Il ne fait désormais guère de doute que le changement climatique est en marche. Principal défi environnemental du XXIe siècle, il nous concerne tous.
Pour le Groupe d’experts intergouvernemental sur l’évolution du climat (GIEC), « les preuves scientifiques du réchauffement du système climatique sont sans équivoque ». Le GIEC, qui compte 1 300 experts scientifiques indépendants du monde entier, évalue à plus de 90 % la probabilité pour que les gaz à effet de serre (GES) tels que le dioxyde de carbone, le méthane et le protoxyde d’azote (ou oxyde nitreux), produits par l’activité humaine (anthropique), soient à l’origine de la majeure partie de l’augmentation de la température à l’échelle de la planète au cours des 50 dernières années.
Notre planète se réchauffe, en attestent la diminution des glaces de mer, la hausse accélérée du niveau des mers, le réchauffement des océans, l’intensification des vagues de chaleur, et l’augmentation des phénomènes extrêmes tels que les feux incontrôlés, les périodes de sécheresse, les tempêtes tropicales et les inondations.
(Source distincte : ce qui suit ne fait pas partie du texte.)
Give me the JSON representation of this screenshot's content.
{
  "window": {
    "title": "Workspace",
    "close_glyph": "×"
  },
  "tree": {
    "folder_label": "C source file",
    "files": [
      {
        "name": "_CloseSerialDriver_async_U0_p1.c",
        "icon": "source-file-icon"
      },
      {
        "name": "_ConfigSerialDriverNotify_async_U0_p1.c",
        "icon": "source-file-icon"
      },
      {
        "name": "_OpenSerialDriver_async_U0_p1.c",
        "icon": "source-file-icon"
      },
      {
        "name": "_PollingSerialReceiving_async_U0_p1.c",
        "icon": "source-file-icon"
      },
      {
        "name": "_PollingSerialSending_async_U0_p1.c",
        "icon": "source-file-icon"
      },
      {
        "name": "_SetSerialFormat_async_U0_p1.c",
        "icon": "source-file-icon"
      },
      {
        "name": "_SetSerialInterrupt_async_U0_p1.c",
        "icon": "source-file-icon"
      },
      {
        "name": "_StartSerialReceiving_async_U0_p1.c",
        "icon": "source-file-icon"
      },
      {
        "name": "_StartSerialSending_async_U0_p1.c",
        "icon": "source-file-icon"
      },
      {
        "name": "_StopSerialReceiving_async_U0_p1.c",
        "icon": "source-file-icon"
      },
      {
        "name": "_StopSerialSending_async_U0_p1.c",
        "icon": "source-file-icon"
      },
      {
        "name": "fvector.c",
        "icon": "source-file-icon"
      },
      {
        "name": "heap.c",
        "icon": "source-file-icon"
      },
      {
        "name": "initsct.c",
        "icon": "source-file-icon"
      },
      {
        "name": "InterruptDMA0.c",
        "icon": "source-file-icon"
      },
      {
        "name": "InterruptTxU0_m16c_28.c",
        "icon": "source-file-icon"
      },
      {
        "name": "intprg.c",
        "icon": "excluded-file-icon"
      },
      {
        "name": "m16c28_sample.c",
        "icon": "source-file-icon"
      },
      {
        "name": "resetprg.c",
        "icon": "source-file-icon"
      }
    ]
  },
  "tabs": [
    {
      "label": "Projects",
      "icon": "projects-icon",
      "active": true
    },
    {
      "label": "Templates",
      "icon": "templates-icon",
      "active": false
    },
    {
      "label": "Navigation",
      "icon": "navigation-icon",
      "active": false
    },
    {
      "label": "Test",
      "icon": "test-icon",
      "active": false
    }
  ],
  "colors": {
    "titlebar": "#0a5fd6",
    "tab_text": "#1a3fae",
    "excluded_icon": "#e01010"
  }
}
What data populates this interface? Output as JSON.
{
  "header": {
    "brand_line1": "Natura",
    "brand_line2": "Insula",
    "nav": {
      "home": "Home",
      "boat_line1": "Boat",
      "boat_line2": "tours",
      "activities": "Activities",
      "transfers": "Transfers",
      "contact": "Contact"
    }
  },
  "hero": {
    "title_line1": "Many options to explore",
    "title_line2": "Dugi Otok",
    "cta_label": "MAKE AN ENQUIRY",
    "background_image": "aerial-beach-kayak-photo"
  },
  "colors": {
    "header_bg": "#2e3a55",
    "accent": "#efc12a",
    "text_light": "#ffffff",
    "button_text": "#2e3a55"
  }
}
Quelle en est l’origine ? Selon le quatrième Rapport d’évaluation du GIEC, la tendance actuelle du réchauffement mondial est en grande partie imputable à l’homme – provenant pour l’essentiel de l’exploitation de combustibles fossiles dans les centrales électriques et dans nos voitures – et elle s’accentue à un rythme sans précédent depuis 1300 ans.
Un accord universel
À l’occasion de la Conférence annuelle des Parties (COP21) qui s’est tenue à Paris en décembre dernier, la Convention-cadre des Nations Unies sur les changements climatiques (CCNUCC) a décidé de viser « pour la première fois en plus de 20 ans de négociations aux Nations Unies, un accord universel juridiquement contraignant sur le climat [de toutes les nations du monde] », ayant pour but de maintenir le réchauffement climatique en dessous de 2 °C d’ici la fin du siècle – un accord considéré comme crucial par la communauté scientifique qui estime qu’un réchauffement supérieur à 2 °C entraînerait des phénomènes climatiques catastrophiques et irréversibles.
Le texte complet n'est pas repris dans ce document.